La parola è ‘poiesis’: creazione. Interi universi si determinano o si distruggono, oppure si modificano, attraverso le parole. Così, la parola si autodetermina come spazio di responsabilità.

Di che tipo di responsabilità si tratta? Certamente vi è una responsabilità di ordine etico.

Si pensi all’espressione Abracadabra: il dizionario Treccani riporta come “più corretta” l’etimologia ebraica “abara kedabra”, che significa ‘creerò come parlo’.

Se parlo eticamente, creo mondi etici.

Le parole hanno un potere magico, in grado di influenzare la nostra percezione della realtà e la nostra interpretazione del mondo.

Un linguaggio diverso è una diversa visione della vita”, diceva Federico Fellini.

Le parole influenzano la nostra vita e la consapevolezza del ‘peso emotivo’ delle parole è strumento di potere.

Il pensiero è un risultato del linguaggio” (Carmelo Bene).

Si pensi al potere strumentale del linguaggio politico: “Il linguaggio politico è concepito in modo che le menzogne suonino sincere e l’omicidio rispettabile, e per dare una parvenza di solidità all’aria.” (George Orwell). Potenza della comunicazione consapevole!

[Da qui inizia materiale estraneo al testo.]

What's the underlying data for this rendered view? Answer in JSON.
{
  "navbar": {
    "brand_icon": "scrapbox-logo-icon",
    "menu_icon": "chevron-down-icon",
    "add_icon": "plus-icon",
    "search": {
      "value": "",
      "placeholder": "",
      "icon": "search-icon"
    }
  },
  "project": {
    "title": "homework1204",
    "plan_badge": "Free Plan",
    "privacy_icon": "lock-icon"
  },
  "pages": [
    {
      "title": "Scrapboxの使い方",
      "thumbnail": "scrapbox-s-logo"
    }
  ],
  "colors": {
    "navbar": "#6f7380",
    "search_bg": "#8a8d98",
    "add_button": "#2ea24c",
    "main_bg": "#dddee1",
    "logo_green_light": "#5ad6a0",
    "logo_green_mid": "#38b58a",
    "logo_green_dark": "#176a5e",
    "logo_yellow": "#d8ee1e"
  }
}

È nel tempo storico e in quello personale che si definisce il ‘peso emotivo’ delle parole. Si tratta di un peso potente, tanto – secondo i ricercatori della University of Miami Medical School in Florida – da poter determinare nelle persone la riduzione della percezione del dolore, la restituzione del senso di pace, di calma, il riequilibrio della respirazione, ecc. Secondo i suddetti ricercatori e psicolinguisti, le parole attivano variazioni biochimiche e metaboliche.

I cosiddetti “dottori della parola”, sciamani appartenenti ai Sami, una popolazione della Lapponia, portano a guarigione – persino dal mal di testa – mediante il potere delle parole e delle canzoni.

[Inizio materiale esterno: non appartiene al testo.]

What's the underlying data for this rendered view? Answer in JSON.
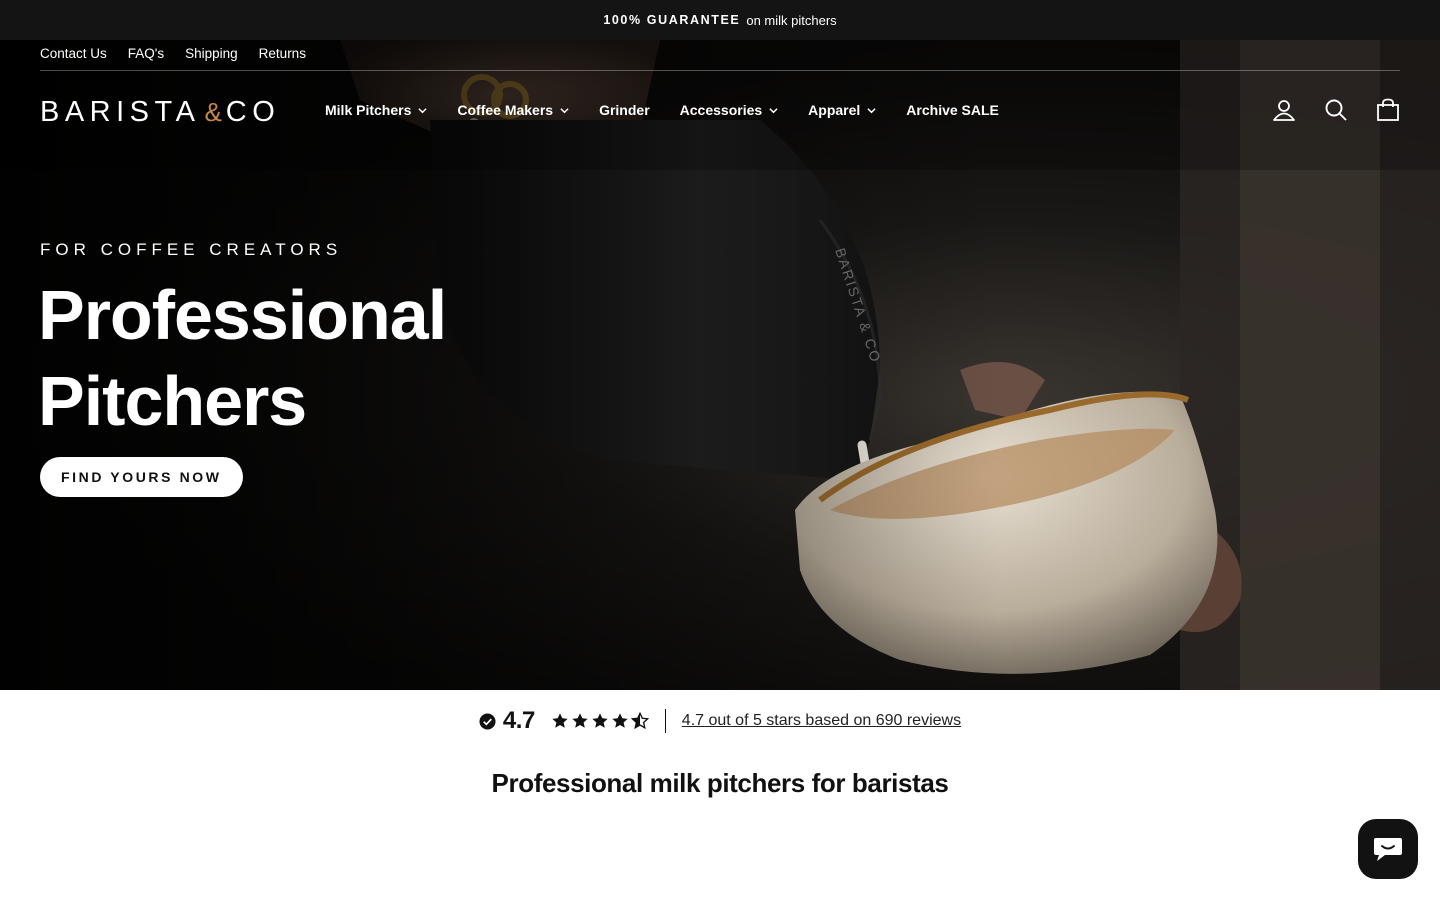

“Il linguaggio non è soltanto il veicolo di una comunicazione, ma diviene l’oggetto di una interpretazione” (Paul Ricoeur).

Negli anni ’70, a garanzia del rispetto verso le differenze (etniche, razziali, religiose, di orientamento sessuale, di genere, di età, ecc.), verso le minoranze, le situazioni di disabilità o di debolezza, nasce – e poi cresce – l’espressione ‘politicamente corretto’, con la quale s’intende sancire un’‘alleanza politica’ con le diverse minoranze.

‘Politically correct’ è un’espressione angloamericana, nata per designare un orientamento ideologico e culturale, fondato sull’estremo rispetto verso tutti. Lo scopo è ‘disciplinare il comportamento linguistico’ ed evitare, mediante strategie verbali, l’uso di un linguaggio offensivo, sia nella forma linguistica sia nella sostanza, verso determinate categorie di persone.

I riflettori su tali tematiche si accendono negli Stati Uniti d’America, per poi illuminare anche il resto del mondo occidentale. Emerge negli anni Trenta del Novecento, negli ambienti di sinistra e si amplifica con i moti sessantottini. Adottata dagli orientamenti liberali e radicali, si determina nelle sue significative dimensioni, verso la fine degli anni Ottanta, quando nei più prestigiosi atenei nord-americani si diffondono gli ‘speech codes’, ossia dei veri e propri regolamenti per disciplinare il comportamento verbale tra gli studenti – l’università era ritenuta “come grande luogo di giustizia sociale” (cifr. Antonio Castronuovo, Il “politicamente corretto”, in Tellus IX 1998, num. 21).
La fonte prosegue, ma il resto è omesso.